The Blair Revolution

Anjali Mody

One of this century's defining transformations has been in the semantics of socialism. The Edenic alternative of the programmed man has been downsized into a marketplace of individual choice. And ideology has no hiding place except the Jurassic remoteness of the tropical communist. The political genealogy of the New Age socialist can no longer be traced to the Bolshevik fantasy. He is the redeemer reconstructed in the laboratory of virtual salvation. In his image merge the fear of God and the wisdom of Adam Smith, the triumph of the market and the compassion of the community. He is the capitalist with a gentle smile. He is Anthony Charles Lynton Blair. The socialist whose gospel has resulted in a tectonic shift in British politics.

Today, at the end of the long Tory night of 18 years, Blair, as the leader of the triumphant New Labour, epitomises the New-Right soul of the New Labour. As much as the devastated John Major symbolises the squandered spirit of conservatism. For the Labour landslide, coming as it does in the high noon of British economy, is an essay in the political viability of the idea thief. In a totally Thatcherised Britain, Blair presented himself as a trust-me man of tomorrow whereas Major, an emollient weakling, personified the grey stagnation of Thatcherism.

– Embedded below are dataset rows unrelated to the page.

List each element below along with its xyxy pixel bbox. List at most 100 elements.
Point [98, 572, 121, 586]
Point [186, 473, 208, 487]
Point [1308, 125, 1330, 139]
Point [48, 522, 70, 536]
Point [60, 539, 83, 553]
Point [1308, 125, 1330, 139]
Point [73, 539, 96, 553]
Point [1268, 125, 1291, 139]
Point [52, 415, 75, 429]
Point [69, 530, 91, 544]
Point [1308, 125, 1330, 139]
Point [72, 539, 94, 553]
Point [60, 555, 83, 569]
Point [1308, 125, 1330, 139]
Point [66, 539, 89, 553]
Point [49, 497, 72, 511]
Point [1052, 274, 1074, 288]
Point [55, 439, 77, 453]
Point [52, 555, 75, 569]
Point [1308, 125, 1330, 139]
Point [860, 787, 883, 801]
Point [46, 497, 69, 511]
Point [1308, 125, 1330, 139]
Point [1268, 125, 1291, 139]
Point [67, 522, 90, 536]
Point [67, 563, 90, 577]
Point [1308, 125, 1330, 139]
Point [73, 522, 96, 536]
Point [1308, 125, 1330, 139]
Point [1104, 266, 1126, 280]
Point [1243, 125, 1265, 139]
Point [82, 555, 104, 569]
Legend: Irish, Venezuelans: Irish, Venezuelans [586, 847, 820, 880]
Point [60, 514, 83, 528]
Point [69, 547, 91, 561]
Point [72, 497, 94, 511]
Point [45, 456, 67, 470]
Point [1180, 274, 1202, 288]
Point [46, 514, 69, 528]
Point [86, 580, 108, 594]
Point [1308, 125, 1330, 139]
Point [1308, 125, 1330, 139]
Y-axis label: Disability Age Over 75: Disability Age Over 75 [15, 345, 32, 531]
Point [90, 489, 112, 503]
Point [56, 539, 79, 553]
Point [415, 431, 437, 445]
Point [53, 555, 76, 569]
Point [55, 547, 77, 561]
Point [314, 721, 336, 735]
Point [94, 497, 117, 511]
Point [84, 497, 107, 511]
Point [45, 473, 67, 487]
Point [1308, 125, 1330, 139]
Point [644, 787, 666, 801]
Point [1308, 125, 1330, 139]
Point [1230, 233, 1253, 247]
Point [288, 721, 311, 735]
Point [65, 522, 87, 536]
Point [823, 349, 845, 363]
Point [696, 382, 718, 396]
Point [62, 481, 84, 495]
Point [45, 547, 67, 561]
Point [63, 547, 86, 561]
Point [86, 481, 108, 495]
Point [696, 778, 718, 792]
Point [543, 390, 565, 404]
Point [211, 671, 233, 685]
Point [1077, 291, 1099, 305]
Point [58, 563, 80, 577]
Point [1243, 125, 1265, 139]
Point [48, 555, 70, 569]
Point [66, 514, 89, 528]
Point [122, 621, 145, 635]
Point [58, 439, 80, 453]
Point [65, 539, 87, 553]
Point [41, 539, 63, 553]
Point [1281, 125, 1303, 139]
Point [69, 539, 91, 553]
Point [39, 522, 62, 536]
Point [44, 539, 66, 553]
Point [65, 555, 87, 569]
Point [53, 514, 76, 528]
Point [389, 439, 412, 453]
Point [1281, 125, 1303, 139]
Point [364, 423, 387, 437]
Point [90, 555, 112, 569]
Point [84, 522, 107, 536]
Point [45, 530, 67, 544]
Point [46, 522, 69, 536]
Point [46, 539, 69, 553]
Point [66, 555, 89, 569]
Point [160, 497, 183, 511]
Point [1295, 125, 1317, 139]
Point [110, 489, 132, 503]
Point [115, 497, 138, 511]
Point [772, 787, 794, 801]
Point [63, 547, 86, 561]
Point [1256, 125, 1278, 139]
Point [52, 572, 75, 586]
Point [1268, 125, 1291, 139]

It was a classic case of the leader of the `vision thing' capturing the winning vital centre as the non-leader, a perpetual ditherer, ejected himself to the periphery of his own inheritance.

After all, in most of the two-party democracies, elections are won by the leader who understands the zeitgeist. Blairism is benevolent Thatcherism. Economically, Thatcherite Britain is irreversible. Blair's Labour, a far cry from the utopian Clause IV party of ```common ownership'', has not only accepted the redundancy of welfare rhetoric but endorsed the virtues of free market and fiscal responsibility. From privatisation to the tyranny of trade unionism, Blairism never threatened the temples of Thatcherite radicalism. Rather, to the Lady's ```no such thing as society'', Blair added a dash of the trendy sociology of communitarianism. While Blair was emerging as the chosen leader of nirvana, Major, whose election as the successor of Lady Thatcher was entirely accidental and based less on his leadership qualities, was slowly fading out. Civil war in the party over Europe; a thin parliamentary majority; sex and sleaze in the Tory backyard -- Major was presiding over a party at war with itself. Survival was the abiding leitmotif of his premiership. If the Lady treated the Conservative party as a party of permanent cultural revolution, her one-time protege reduced it to a feeble vehicle of continuity and stability. If the Lady was a warrior, Major was a gentle healer. In retrospect, his gentleness seems like the suicidal charm of a non-leader.

It was in such a scenario that the Thatcher-than-thou onslaught of the New Labour leader conquered the unguarded conservative plank from the Tories. The Labourite promises on ``enlightened self-interest'' and constitutional reforms will of course test the winner's trust-me credibility. But such fears should be misplaced considering the enormity of the mandate. For, the implosion of Torydom only heralded designer conservatism with a socialist price tag. Funny, on the eve of the third millennium, salvation's most beguiling recipe comes from the radical who has so effortlessly moved from the left to the centre -- that too without the baggage of ideology but with the backpack of pilfered ideas.